House Republicans, meanwhile, are dragging. The “good news” polls that have lately come  in for them show Republicans in previously safe districts (Kentucky-6, Illinois-6 and Illinois-12) with leads as narrow as one point. Rep. Mia Love, R-Utah, seemingly ever-endangered, leads by a more robust three points. Rep. Dana Rohrabacher, R-Calif., dogged by ties to Russia that predate the entire Trump situation, is only tied with his Democratic opponent. (Oddly, Duncan Hunter enjoys a comparatively large eight-point lead despite having been indicted for misusing campaign money for his personal expenses.) Claudia Tenney, whose seat was basically a safe Republican set-aside after a Republican took it back in 2010, is trailing her opponent in one public poll.

Paul Ryan’s Congressional Leadership Fund has tried to “rescue” some of these districts. In a memo to journalists last week, its staff gave the example of Kentucky-6, where they went in with well over $1 million and moved the needle back in Rep. Andy Barr’s direction. But that this had to be done in a district and state that seemed more reliably Republican is worrying, and when it comes to sums of money this large, this is something that can only be done for Republican members in so many districts.

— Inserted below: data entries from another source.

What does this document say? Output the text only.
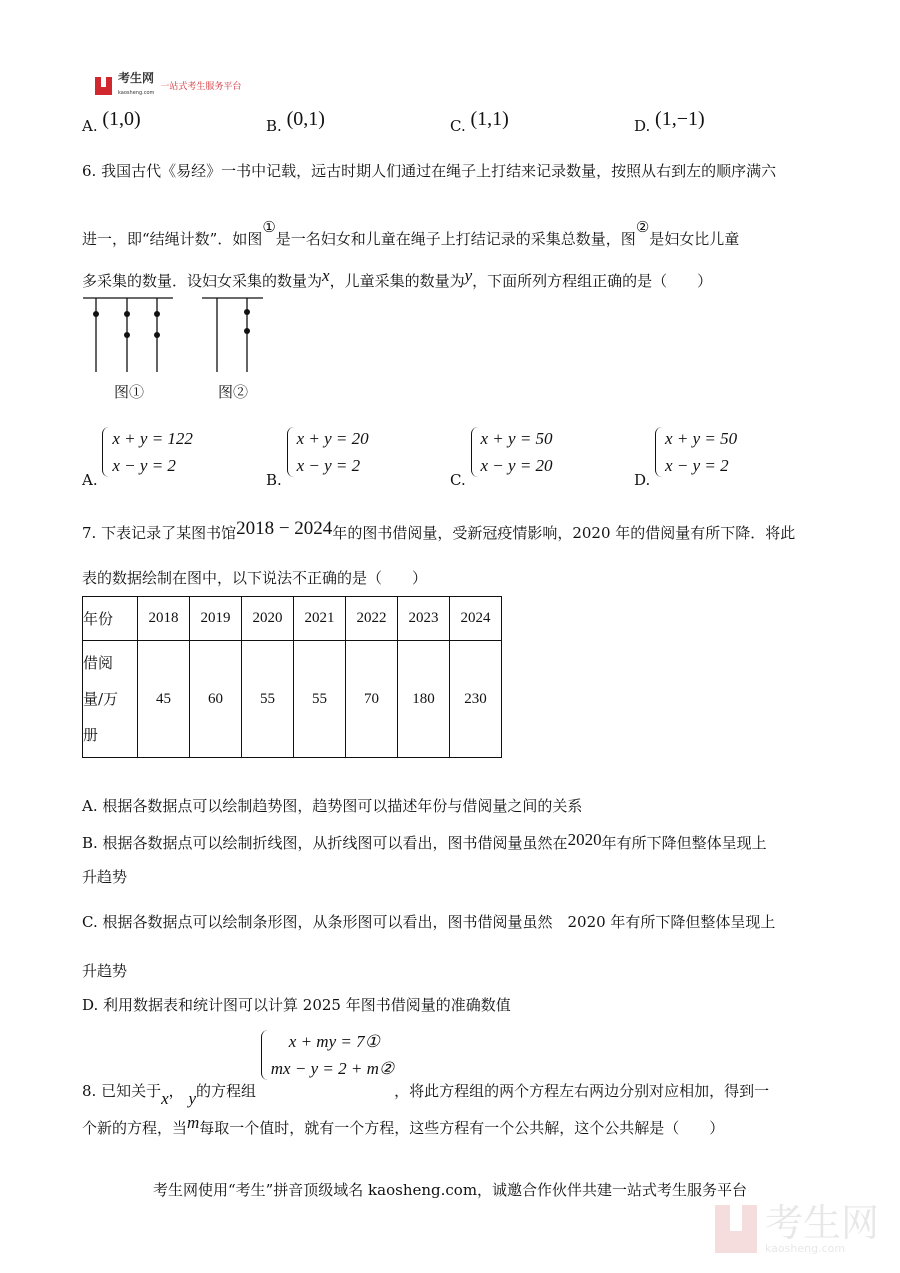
考生网
kaosheng.com
一站式考生服务平台
A. (1,0)	B. (0,1)	C. (1,1)	D. (1,−1)
6. 我国古代《易经》一书中记载，远古时期人们通过在绳子上打结来记录数量，按照从右到左的顺序满六
进一，即“结绳计数”．如图①是一名妇女和儿童在绳子上打结记录的采集总数量，图②是妇女比儿童
多采集的数量．设妇女采集的数量为x，儿童采集的数量为y，下面所列方程组正确的是（　　）
图①	图②
A. x + y = 122
x − y = 2
B. x + y = 20
x − y = 2
C. x + y = 50
x − y = 20
D. x + y = 50
x − y = 2
7. 下表记录了某图书馆2018 − 2024年的图书借阅量，受新冠疫情影响，2020 年的借阅量有所下降．将此
表的数据绘制在图中，以下说法不正确的是（　　）
年份	2018	2019	2020	2021	2022	2023	2024
借阅
量/万
册	45	60	55	55	70	180	230
A. 根据各数据点可以绘制趋势图，趋势图可以描述年份与借阅量之间的关系
B. 根据各数据点可以绘制折线图，从折线图可以看出，图书借阅量虽然在2020年有所下降但整体呈现上
升趋势
C. 根据各数据点可以绘制条形图，从条形图可以看出，图书借阅量虽然　2020 年有所下降但整体呈现上
升趋势
D. 利用数据表和统计图可以计算 2025 年图书借阅量的准确数值
8. 已知关于x， y的方程组 x + my = 7①
mx − y = 2 + m②，将此方程组的两个方程左右两边分别对应相加，得到一
个新的方程，当m每取一个值时，就有一个方程，这些方程有一个公共解，这个公共解是（　　）
考生网使用“考生”拼音顶级域名 kaosheng.com，诚邀合作伙伴共建一站式考生服务平台
考生网
kaosheng.com
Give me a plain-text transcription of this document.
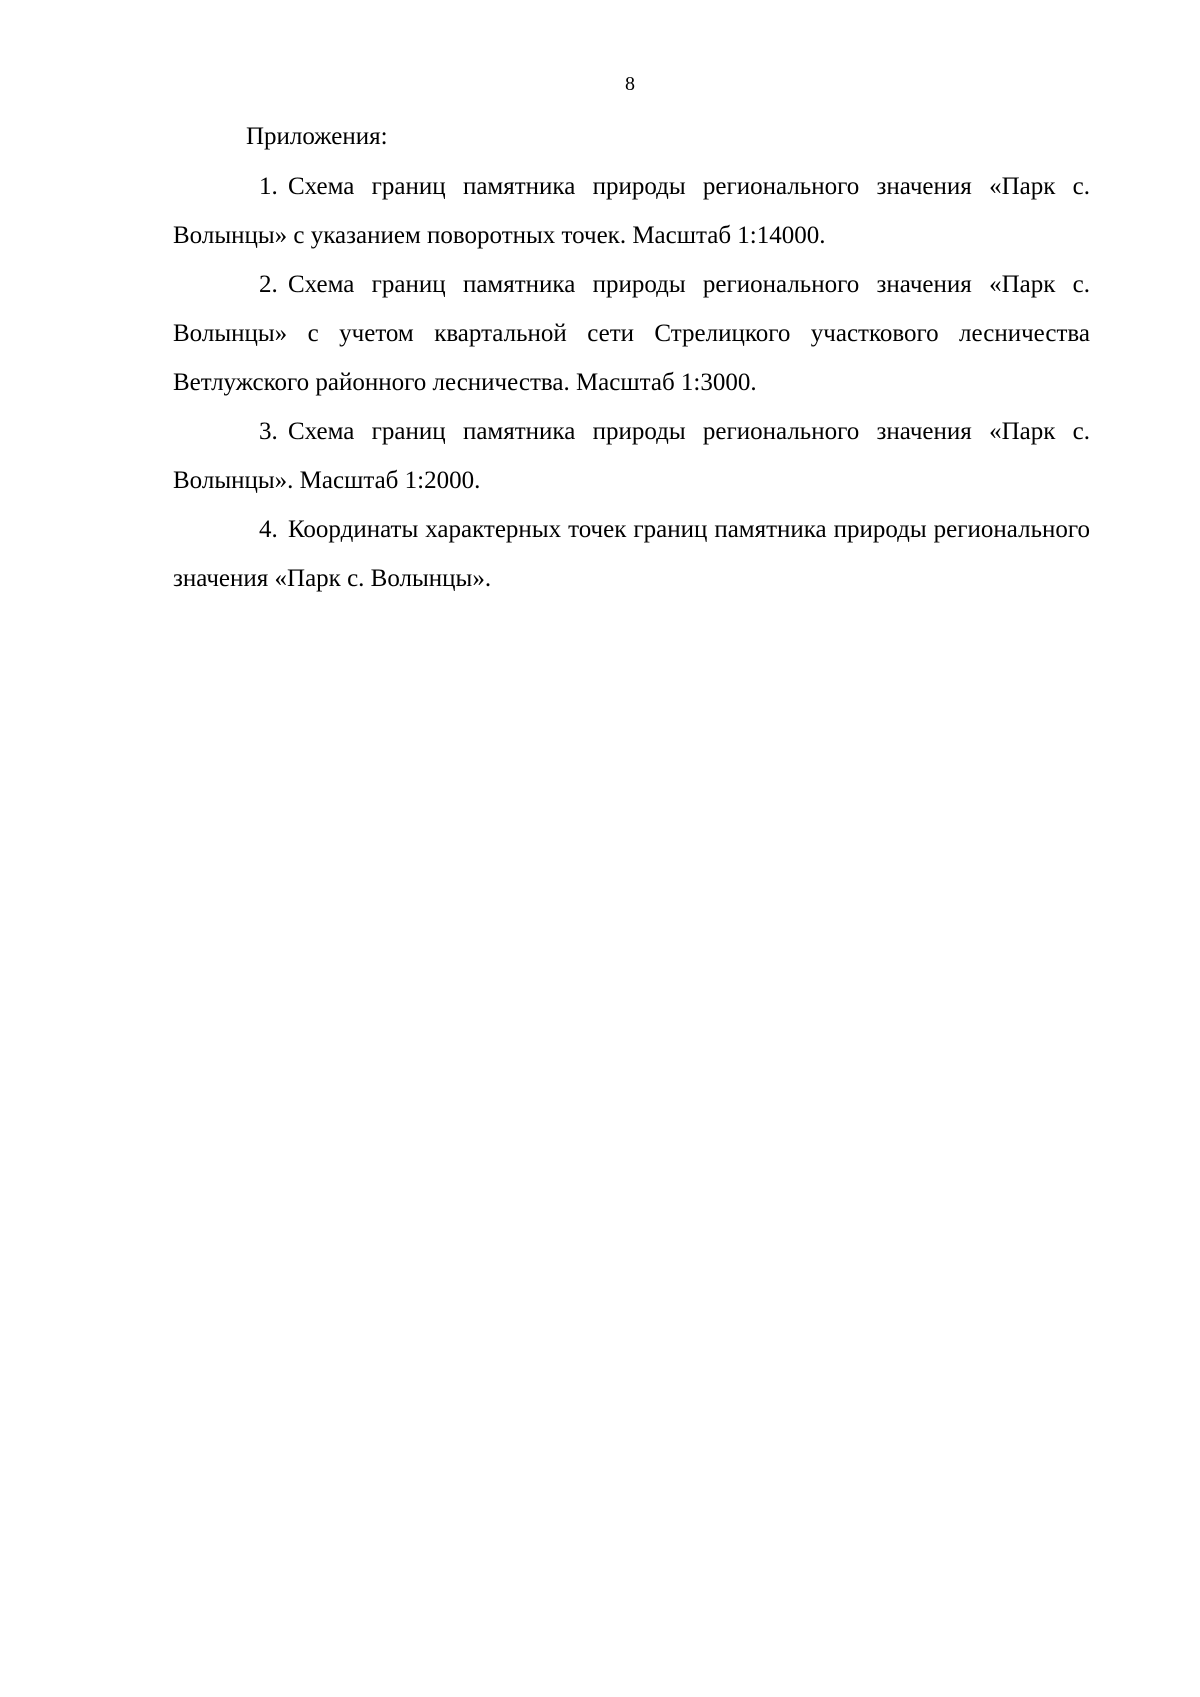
8

Приложения:

1. Схема границ памятника природы регионального значения «Парк с. Волынцы» с указанием поворотных точек. Масштаб 1:14000.
2. Схема границ памятника природы регионального значения «Парк с. Волынцы» с учетом квартальной сети Стрелицкого участкового лесничества Ветлужского районного лесничества. Масштаб 1:3000.
3. Схема границ памятника природы регионального значения «Парк с. Волынцы». Масштаб 1:2000.
4. Координаты характерных точек границ памятника природы регионального значения «Парк с. Волынцы».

The polling at this moment could be much worse, but it is still terrible for Republicans. They new polls show very narrow GOP leads in seats that Republicans should almost be able to take for granted. If these guys are tied or barely ahead, there are dozens of Republicans in less GOP-leaning districts who are sure to be in worse shape. There are four other California seats that fit this description and at least two others in Pennsylvania.

Also think of Virginia Reps. Dave Brat, Barbara Comstock and Scott Taylor; Minnesota Rep. Erik Paulsen; Texas’ Will Hurd, Kevin Yoder of Kansas, David Young of Iowa, and many, many more. As you list them, you’re quickly approaching the 24 net seats that Democrats need to take control. Will they all be able to win on the same night by the skin of their teeth, as Rep. Troy Balderson did in his Ohio-12 special election last month?

What a loss means for Trump: Republicans are hoping that a combination of extremist Democratic candidates, local issues, and individual members’ popularity will save them from the expected Blue Wave.

So a continued House Republican majority isn’t impossible — it just requires a very large number of very improbable things to happen. The odds are long, barring a late shift in the polls.

We have referred to the Senate as being the most important for the GOP to save, because that’s what will allow Trump to confirm more judges and perhaps one or more Supreme Court justices after Brett Kavanaugh. But the loss of the House will have consequences as well.

Obviously, impeachment is one thing that House Democrats are already chomping at the bit to put into effect.

Then there’s Trump’s border wall, which he never stops talking about. If Democrats control the House, it simply won’t be funded, ever. In fact, it’s much more likely that the administration and the Democratic House will be fighting over whether ICE and the Border Patrol get funded.

So there are real issues at stake in the House as well as the Senate. It’s just that Trump can probably do a lot more about the one than the can about the other.